Alors que l'intelligence artificielle continue de transformer les industries et les sociétés, les initiatives comme celles d'AMI Labs et les débats menés dans des émissions comme Tech & Co montrent que l'Europe cherche à tracer sa voie. Reste à savoir si ces efforts suffiront à combler le retard face aux leaders mondiaux, ou si l'Europe parviendra à s'imposer comme un acteur incontournable du secteur.
Parmi les principaux concurrents d'AMI Labs dans le domaine des World Models, on retrouve des entreprises comme DeepMind (Google), NVIDIA avec ses solutions Omniverse, ou encore Aleph Alpha, une startup allemande spécialisée dans l'IA générative. Ces acteurs investissent massivement dans des technologies similaires, bien que leurs approches et leurs cibles diffèrent.

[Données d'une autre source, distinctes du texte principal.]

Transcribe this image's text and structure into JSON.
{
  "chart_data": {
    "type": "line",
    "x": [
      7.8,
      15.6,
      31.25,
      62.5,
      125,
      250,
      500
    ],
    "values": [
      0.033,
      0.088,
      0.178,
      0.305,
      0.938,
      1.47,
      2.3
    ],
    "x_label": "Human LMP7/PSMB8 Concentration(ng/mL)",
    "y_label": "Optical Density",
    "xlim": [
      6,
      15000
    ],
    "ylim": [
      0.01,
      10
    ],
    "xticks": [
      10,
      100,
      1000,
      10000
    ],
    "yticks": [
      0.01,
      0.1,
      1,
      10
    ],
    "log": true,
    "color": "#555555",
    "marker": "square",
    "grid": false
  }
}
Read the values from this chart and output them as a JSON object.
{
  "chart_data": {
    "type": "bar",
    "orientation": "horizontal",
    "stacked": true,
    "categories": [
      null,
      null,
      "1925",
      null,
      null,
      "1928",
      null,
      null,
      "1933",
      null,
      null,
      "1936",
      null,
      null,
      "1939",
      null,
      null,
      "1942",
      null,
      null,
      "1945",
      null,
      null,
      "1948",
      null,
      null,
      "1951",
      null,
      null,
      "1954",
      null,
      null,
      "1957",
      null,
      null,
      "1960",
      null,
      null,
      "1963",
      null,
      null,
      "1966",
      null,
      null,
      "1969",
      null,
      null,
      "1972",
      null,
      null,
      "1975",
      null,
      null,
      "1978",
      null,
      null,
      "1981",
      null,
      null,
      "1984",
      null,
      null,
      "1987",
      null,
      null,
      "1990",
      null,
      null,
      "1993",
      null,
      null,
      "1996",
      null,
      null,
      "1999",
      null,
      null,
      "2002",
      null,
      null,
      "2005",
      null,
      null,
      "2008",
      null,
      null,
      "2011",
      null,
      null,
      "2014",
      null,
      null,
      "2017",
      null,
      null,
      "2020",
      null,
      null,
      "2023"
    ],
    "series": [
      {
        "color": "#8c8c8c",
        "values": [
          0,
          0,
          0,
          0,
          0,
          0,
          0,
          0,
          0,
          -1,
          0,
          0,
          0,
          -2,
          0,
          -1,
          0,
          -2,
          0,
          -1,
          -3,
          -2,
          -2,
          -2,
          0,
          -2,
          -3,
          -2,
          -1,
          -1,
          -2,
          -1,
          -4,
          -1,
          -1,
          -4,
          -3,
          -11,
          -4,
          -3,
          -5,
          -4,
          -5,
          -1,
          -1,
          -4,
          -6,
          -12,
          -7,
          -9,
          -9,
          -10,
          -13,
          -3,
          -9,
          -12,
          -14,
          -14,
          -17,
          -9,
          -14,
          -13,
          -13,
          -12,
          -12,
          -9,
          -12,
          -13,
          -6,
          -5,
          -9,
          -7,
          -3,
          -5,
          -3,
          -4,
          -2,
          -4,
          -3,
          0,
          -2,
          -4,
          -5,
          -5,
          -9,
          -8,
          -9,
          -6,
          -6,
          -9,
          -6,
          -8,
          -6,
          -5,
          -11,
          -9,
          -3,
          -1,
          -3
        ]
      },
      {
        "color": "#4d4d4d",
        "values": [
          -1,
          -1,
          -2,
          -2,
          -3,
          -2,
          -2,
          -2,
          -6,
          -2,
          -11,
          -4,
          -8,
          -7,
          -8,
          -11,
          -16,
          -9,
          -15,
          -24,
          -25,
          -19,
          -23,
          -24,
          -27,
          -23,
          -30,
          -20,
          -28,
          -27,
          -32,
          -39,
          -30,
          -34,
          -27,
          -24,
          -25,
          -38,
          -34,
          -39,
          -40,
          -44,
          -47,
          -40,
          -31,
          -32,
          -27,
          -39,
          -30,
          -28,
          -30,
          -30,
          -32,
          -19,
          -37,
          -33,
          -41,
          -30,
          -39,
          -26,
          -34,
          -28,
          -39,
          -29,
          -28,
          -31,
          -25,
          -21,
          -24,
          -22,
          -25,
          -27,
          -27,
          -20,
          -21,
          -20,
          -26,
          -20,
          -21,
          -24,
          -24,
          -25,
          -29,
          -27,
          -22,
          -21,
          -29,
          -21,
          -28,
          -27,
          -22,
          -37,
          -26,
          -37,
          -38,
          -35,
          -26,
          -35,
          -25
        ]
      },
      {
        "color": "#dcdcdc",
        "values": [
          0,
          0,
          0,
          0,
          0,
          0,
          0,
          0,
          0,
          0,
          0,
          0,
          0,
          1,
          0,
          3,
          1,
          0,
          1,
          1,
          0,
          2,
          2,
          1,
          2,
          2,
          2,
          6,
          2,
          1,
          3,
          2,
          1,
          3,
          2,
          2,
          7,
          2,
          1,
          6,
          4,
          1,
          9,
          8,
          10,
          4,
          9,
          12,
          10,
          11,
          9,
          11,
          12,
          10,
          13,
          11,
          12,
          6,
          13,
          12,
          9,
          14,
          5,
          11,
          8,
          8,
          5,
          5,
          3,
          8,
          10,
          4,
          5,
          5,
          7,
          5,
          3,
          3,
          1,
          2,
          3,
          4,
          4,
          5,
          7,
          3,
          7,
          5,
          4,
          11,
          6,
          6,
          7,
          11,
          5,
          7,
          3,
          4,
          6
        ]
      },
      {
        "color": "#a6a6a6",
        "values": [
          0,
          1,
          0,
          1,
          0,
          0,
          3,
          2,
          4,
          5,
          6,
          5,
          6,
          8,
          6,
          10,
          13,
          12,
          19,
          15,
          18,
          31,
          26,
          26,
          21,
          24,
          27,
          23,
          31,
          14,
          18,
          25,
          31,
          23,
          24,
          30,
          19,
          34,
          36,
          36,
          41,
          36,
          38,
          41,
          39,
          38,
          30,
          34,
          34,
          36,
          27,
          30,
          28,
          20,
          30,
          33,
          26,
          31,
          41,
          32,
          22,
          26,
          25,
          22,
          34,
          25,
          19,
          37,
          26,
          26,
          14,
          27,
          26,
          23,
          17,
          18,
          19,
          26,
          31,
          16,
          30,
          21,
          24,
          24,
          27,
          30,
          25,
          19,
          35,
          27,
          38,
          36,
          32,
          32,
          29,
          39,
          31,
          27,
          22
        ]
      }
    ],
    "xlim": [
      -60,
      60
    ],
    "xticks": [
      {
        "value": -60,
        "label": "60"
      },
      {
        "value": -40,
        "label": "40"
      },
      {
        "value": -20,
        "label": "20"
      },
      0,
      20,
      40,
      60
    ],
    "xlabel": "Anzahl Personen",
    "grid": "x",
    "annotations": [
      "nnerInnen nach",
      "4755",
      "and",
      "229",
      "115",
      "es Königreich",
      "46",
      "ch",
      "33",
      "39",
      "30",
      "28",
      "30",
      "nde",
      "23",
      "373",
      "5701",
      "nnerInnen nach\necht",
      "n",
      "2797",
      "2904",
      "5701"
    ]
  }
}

Le European Chips Act, adopté en 2023, vise à renforcer la production locale de semi-conducteurs et à réduire la dépendance de l'Europe vis-à-vis des États-Unis et de l'Asie. Il prévoit des subventions et des incitations fiscales pour les entreprises qui investissent dans des usines de puces sur le continent. Son impact se mesure déjà par l'annonce de plusieurs projets, comme l'usine d'Intel en Allemagne ou les investissements de TSMC en France et en Italie.